Abstract
Introduction: Dynamic hyperinflation (DH) is thought to be an important clinical feature in patients with COPD, but is difficult to measure.
Aim: To investigate DH in patients with COPD referred for bronchoscopic lung volume reduction and to test the feasibility of using metronome paced hyperventilation (MPH).
Methods: DH was measured by MPH using the breath-by-breath method (Oxycon Pro) in a 15-min protocol. After 3 baseline IC maneuvers, 3 MPH tests (40Hz for 60 sec; with 3 min. rest in-between) were performed. Each MPH test was directly followed by an IC maneuver. DH was defined as ΔIC/IC (decrease in IC/baseline IC) and calculated using the average of 3 IC's.
Patients: 29 patients with severe emphysema, Gold-IV (n=15): FEV1 23%pred (±4.9), Gold-III (n=9): FEV1 37%pred (±4.7) and Gold-II (n=5): FEV1 51%pred (±1.3) were tested. For Gold-IV RV was 239% (±55), TLCbox 136%pred (±18), IC/TLC-He 25% (±3) and 6MWT 340m (±62). For Gold-II/III RV was 189%pred (±70), TLCbox 134%pred (±15), IC/TLC-He 36% (±11) and 6MWT 413m (±84).
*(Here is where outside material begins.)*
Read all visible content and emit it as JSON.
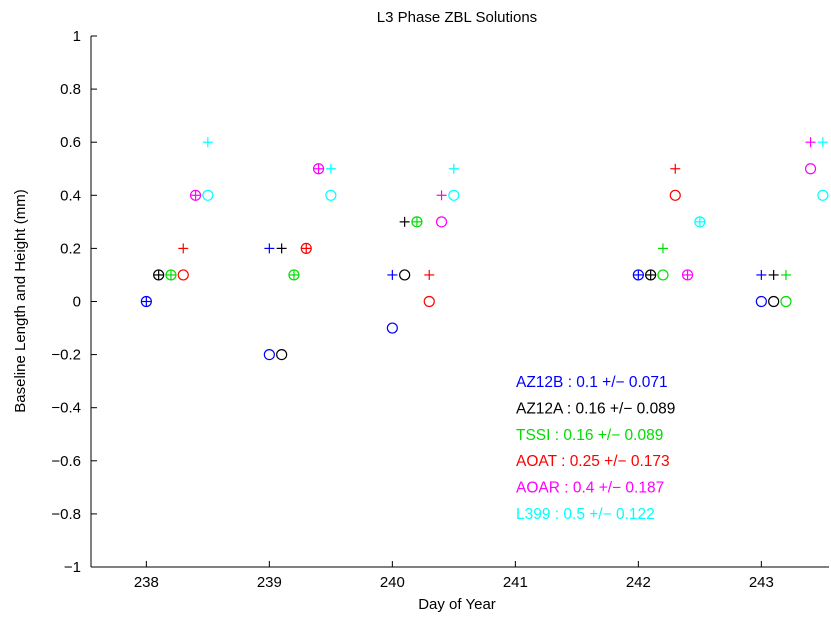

Results: All patients tolerated the MPH very well. IC variability was 4.6% (±3.0), and 8.6% (±4.4) after MPH. VE reached 28.8L/min (±12.6), calculated maximal VE (FEV1*37.5) was 34.5L/min (±15.5). MPH frequency was 39.7Hz (±1.4). For the Gold-IV patient group the IC of 1.83L (±0.47) decreased to 1.21L (±0.42) after MPH with a ΔIC/IC of 34% (±12). In Gold-II/III IC decreased from 2.39L (±0.93), to 1.79L (±0.63) with a ΔIC/IC of 23% (±12). In the overall group ΔIC/IC correlated with TLC-He (r=0.45, p=0.03) and FEV1 (r=-0.38, p=0.04).
Conclusion: Measuring DH is feasible using MPH, and can be used in the routine clinical setting. DH is significantly present in patients with COPD and increases with disease severity.